Gem: hpricot

2008-03-02 20:11:56 -03:00
parent 2bae9db309
commit e9adbbd345
42 changed files with 23359 additions and 0 deletions
--- a/vendor/gems/hpricot-0.6/README
+++ b/vendor/gems/hpricot-0.6/README
@@ -0,0 +1,284 @@
+= Hpricot, Read Any HTML
+
+Hpricot is a fast, flexible HTML parser written in C.  It's designed to be very
+accommodating (like Tanaka Akira's HTree) and to have a very helpful library
+(like some JavaScript libs -- JQuery, Prototype -- give you.)  The XPath and CSS
+parser, in fact, is based on John Resig's JQuery.
+
+Also, Hpricot can be handy for reading broken XML files, since many of the same
+techniques can be used.  If a quote is missing, Hpricot tries to figure it out.
+If tags overlap, Hpricot works on sorting them out.  You know, that sort of
+thing.
+
+*Please read this entire document* before making assumptions about how this
+software works.
+
+== An Overview
+
+Let's clear up what Hpricot is.
+
+# Hpricot is *a standalone library*.  It requires no other libraries.  Just Ruby!
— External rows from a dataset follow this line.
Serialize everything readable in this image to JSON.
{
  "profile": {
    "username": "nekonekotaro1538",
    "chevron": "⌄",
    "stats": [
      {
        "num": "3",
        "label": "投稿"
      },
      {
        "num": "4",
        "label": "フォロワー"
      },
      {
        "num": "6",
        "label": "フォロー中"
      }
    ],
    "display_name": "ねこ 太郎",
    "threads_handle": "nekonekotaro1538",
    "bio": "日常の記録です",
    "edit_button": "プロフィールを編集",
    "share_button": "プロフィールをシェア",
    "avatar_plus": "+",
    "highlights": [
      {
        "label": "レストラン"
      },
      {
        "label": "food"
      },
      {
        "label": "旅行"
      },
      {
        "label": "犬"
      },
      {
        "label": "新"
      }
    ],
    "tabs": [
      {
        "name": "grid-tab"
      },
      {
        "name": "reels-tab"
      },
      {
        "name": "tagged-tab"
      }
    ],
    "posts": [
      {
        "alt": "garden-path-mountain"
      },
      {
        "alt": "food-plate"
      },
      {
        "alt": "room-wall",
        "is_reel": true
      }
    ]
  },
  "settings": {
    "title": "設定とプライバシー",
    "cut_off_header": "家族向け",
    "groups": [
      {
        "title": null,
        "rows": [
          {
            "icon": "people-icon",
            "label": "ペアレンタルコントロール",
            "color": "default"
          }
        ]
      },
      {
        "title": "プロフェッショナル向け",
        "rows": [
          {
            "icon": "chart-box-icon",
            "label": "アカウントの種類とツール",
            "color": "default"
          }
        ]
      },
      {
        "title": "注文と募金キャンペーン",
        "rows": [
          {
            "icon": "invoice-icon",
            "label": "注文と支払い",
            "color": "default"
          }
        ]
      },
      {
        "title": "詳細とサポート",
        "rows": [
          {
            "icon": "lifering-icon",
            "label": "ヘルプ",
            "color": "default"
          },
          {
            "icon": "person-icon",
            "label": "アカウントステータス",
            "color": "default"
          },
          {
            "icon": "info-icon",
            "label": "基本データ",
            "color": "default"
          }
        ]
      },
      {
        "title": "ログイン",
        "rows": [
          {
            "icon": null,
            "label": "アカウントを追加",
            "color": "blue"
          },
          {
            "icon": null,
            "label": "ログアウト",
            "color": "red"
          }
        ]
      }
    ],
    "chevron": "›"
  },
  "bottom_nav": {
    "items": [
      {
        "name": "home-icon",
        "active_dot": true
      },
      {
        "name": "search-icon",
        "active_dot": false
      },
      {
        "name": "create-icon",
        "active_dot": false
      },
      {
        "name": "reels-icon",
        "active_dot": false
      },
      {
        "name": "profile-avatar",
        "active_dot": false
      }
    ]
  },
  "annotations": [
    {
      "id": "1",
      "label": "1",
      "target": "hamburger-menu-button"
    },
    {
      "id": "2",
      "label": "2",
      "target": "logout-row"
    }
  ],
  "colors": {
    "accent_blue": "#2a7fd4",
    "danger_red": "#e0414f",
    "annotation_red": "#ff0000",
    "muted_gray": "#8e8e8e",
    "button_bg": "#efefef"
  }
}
+# While priding itself on speed, Hpricot *works hard to sort out bad HTML* and
+  pays a small penalty in order to get that right.  So that's slightly more important
+  to me than speed.
+# *If you can see it in Firefox, then Hpricot should parse it.*  That's
+  how it should be!  Let me know the minute it's otherwise.
+# Primarily, Hpricot is used for reading HTML and tries to sort out troubled
+  HTML by having some idea of what good HTML is.  Some people still like to use
+  Hpricot for XML reading, but *remember to use the Hpricot::XML() method* for that!
+
+== The Hpricot Kingdom
+
+First, here are all the links you need to know:
+
+* http://code.whytheluckystiff.net/hpricot is the Hpricot wiki and bug tracker.
+  Go there for news and recipes and patches.  It's the center of activity.
+* http://code.whytheluckystiff.net/svn/hpricot/trunk is the main Subversion
+  repository for Hpricot.  You can get the latest code there.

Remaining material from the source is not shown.